Something fun happened today. A reader reached out who had been digging through my early-2000s and 2010s posts trying to understand the history of the software industry. That immediately got my attention because I love people who study history. It’s the best way to understand the present. And a great way to avoid repeating the mistakes of those who preceded you.
So I’m always happy when someone wants to talk about software history.
His specific request was interesting: he was looking for case studies or books that were popular at the time — something that would help him understand how people in the industry were thinking back then.
I decided to do him one better. In my view, the real canon of books that shaped enterprise software thinking was largely written before 2000. So I assembled the following reading list: a set of 1990s-era books on software, strategy, marketing, and the industry itself that many of us were reading while the enterprise software industry was taking shape.
Think of it as a reading-list stroll down software, and Silicon Valley, memory lane.
1990s Era Tech Marketing and Strategy Books
High-Tech Marketing
- Marketing High Technology — William Davidow (1986)
- Crossing the Chasm — Geoffrey Moore (1991)
- The Gorilla Game — Geoffrey Moore, Paul Johnson & Tom Kippola (1998)
- The Regis Touch — Regis McKenna (1985)
Positioning / Marketing Foundations
- Positioning: The Battle for Your Mind — Al Ries & Jack Trout (1981)
- The 22 Immutable Laws of Marketing — Al Ries & Jack Trout (1993)
- Ogilvy on Advertising — David Ogilvy (1983)
Technology Strategy / Innovation
- The Innovator’s Dilemma — Clayton Christensen (1997)
- Competing for the Future — Gary Hamel & C. K. Prahalad (1994)
- Only the Paranoid Survive — Andrew Grove (1996)
- The Discipline of Market Leaders — Michael Treacy & Fred Wiersema (1995)
Product Marketing Culture
- The Macintosh Way — Guy Kawasaki (1990)
Enterprise Sales / Go-to-Market
- SPIN Selling — Neil Rackham (1988)
- Solution Selling — Michael Bosworth (1995)
Economics of Software / Networks
- Information Rules — Carl Shapiro & Hal Varian (1998)
Enterprise Technology Industry Case Studies
- Softwar: An Intimate Portrait of Larry Ellison and Oracle — Matthew Symonds (2003)
- The Ingres Papers: Anatomy of a Relational Database System — Michael Stonebraker et al (1985).
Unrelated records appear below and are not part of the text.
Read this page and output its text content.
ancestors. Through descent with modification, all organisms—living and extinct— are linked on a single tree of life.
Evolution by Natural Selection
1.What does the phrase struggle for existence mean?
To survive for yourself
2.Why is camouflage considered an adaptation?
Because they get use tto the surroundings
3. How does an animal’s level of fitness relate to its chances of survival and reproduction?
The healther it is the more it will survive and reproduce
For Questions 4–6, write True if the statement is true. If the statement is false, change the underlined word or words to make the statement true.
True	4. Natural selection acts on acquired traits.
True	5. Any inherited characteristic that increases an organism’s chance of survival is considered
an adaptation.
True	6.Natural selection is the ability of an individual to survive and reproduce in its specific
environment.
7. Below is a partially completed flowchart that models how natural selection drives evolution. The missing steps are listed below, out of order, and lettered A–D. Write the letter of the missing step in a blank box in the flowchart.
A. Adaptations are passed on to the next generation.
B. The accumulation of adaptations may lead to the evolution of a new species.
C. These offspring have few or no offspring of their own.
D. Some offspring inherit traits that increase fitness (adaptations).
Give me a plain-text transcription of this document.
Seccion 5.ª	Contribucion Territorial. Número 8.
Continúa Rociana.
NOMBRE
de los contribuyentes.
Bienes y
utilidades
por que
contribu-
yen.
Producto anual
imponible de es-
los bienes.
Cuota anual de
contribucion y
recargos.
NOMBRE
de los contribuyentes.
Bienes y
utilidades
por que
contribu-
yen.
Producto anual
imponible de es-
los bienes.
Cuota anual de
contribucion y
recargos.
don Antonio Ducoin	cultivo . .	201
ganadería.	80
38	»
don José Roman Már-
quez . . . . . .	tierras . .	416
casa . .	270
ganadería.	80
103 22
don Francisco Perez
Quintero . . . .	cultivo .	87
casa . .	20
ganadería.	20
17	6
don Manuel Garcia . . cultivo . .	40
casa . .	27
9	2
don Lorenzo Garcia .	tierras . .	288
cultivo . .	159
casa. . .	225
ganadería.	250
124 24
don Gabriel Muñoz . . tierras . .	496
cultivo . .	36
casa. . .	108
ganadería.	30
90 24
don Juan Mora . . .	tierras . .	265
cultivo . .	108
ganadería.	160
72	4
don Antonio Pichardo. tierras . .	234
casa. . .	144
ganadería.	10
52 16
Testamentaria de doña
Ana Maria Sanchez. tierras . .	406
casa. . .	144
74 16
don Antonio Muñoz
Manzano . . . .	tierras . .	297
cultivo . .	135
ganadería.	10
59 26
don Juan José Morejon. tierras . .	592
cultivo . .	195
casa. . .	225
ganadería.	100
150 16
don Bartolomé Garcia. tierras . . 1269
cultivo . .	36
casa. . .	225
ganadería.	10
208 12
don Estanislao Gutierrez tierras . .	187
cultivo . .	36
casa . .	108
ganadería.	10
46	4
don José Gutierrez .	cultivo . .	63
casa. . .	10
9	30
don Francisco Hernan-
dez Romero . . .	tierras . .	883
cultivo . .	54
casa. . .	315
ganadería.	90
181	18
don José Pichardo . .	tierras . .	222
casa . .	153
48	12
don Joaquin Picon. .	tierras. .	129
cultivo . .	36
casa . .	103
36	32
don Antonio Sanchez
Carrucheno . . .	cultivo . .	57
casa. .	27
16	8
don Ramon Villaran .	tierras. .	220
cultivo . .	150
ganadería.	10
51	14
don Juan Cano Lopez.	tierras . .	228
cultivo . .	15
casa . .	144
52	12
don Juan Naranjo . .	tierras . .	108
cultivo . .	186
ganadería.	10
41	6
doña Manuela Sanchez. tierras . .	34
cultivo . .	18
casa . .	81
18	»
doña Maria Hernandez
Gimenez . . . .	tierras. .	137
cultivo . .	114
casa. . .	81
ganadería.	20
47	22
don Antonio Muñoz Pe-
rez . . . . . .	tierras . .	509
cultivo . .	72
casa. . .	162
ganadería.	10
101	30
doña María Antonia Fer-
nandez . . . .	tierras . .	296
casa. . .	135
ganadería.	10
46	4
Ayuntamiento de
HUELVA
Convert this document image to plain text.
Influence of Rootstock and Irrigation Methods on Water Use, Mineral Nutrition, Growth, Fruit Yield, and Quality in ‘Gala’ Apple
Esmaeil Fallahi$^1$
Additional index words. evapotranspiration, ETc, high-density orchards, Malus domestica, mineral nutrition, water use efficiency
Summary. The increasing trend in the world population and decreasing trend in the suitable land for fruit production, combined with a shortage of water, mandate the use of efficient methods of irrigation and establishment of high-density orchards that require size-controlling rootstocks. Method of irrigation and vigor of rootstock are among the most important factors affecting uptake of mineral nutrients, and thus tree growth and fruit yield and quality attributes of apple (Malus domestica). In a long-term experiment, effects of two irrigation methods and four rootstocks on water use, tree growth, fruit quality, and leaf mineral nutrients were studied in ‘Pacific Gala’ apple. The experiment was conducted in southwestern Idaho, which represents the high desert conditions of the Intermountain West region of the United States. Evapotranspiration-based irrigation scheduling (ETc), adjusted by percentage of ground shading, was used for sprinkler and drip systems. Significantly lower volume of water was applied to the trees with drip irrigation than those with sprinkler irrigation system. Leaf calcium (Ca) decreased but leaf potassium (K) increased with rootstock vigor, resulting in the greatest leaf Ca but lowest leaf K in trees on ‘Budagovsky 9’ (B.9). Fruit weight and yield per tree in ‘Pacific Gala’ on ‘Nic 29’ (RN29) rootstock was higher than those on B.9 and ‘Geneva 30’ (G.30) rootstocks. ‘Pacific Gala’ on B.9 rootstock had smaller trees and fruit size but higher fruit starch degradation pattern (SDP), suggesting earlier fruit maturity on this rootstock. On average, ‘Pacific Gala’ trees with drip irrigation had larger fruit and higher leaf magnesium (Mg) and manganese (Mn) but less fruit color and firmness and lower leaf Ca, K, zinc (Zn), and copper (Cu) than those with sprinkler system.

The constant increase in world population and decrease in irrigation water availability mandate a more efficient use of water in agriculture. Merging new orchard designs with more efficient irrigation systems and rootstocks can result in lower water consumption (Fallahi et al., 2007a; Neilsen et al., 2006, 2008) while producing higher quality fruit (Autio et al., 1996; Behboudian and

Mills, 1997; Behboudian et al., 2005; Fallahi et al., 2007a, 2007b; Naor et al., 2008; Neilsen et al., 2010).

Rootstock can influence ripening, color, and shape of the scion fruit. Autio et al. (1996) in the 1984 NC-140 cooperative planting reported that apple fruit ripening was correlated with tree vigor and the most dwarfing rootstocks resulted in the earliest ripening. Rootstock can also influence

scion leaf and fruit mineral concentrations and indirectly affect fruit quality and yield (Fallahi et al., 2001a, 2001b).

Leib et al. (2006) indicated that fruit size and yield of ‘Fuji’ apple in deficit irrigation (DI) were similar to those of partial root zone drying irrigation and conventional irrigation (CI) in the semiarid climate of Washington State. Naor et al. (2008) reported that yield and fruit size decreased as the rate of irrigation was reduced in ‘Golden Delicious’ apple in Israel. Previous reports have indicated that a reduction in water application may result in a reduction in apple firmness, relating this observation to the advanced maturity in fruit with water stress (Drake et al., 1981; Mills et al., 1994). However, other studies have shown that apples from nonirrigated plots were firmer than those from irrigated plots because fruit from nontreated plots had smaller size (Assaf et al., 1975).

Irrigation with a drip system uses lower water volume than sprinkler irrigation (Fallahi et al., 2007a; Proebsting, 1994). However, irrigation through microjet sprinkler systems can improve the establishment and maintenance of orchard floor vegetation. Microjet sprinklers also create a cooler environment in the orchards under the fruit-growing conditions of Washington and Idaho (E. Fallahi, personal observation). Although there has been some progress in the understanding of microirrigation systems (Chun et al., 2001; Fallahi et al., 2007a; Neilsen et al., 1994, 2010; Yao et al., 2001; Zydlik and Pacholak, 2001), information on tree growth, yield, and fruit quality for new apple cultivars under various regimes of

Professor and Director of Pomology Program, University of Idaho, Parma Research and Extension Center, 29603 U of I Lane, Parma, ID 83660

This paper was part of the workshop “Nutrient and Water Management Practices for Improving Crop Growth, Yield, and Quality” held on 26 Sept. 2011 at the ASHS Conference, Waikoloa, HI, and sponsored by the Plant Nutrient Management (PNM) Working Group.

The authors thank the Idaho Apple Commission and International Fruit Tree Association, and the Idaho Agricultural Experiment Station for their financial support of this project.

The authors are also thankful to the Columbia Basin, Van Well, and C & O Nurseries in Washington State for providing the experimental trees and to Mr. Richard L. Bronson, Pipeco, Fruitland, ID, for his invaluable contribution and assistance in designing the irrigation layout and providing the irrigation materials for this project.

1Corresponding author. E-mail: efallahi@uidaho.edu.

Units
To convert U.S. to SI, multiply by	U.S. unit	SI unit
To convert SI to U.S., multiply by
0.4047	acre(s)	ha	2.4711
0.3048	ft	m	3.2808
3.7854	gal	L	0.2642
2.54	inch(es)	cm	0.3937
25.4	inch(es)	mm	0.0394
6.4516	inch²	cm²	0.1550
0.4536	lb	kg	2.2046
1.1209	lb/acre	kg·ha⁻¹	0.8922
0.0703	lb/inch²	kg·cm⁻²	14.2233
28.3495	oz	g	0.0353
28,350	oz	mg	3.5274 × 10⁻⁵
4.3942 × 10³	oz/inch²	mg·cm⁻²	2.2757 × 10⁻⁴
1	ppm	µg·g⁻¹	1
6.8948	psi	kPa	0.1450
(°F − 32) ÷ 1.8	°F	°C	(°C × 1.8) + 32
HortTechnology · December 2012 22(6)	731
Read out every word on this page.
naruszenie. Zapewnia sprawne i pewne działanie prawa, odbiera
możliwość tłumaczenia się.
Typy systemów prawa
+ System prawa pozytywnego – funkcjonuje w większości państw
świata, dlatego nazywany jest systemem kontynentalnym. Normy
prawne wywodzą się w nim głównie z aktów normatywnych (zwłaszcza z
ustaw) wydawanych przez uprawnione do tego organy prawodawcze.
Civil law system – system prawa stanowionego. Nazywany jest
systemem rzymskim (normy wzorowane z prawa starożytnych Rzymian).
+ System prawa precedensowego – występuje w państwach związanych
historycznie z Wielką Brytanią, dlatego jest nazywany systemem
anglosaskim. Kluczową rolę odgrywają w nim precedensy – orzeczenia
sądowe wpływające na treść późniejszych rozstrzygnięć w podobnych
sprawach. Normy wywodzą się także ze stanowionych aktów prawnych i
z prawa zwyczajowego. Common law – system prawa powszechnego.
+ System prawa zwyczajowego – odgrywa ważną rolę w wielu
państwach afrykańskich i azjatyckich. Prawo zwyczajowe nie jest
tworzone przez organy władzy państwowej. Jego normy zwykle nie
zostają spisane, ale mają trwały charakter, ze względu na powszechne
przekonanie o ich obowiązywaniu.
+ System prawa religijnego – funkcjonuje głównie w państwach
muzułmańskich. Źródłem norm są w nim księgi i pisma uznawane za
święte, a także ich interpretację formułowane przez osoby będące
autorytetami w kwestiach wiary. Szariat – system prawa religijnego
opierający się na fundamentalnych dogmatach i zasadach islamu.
Technical background on Ingres that provides useful context prior to reading Softwar.
- The New New Thing — Michael Lewis (1999)
- Hard Drive: Bill Gates and the Making of the Microsoft Empire — James Wallace & Jim Erickson (1992)
- Accidental Empires — Robert X. Cringely (1992)
Software Engineering
- The Mythical Man-Month — Frederick P. Brooks Jr. (1975)
Classical Strategy
- The Art of War — Sun Tzu


I know this risks muddying the waters, but it seems to me that the business context of the time had a role, i.e. the big books that the customers were reading — Michael Hammer and Reengineering the Corporation (actually a good reread with AI process rethinking in mind — “don’t pave the cow path”!), and Good to Great by Jim Collins jump to mind? (even if the latter did get solidly debunked by later results!)
True and thanks for adding. Re-engineering and Y2K arguably built SAP after all. And Good to Great was a fun disappointment but I do omit it because of the debunking issue (other than that, Ms. Lincoln, …)
I have a feeling Dave just looked at his bookshelf and/or the required reading list of Business Objects marketing in that era. Speaking of which, what about this one:
e-Business Intelligence: Turning Information into Knowledge into Profit
Nice add!
Can I request you to compile a reading list for today’s age?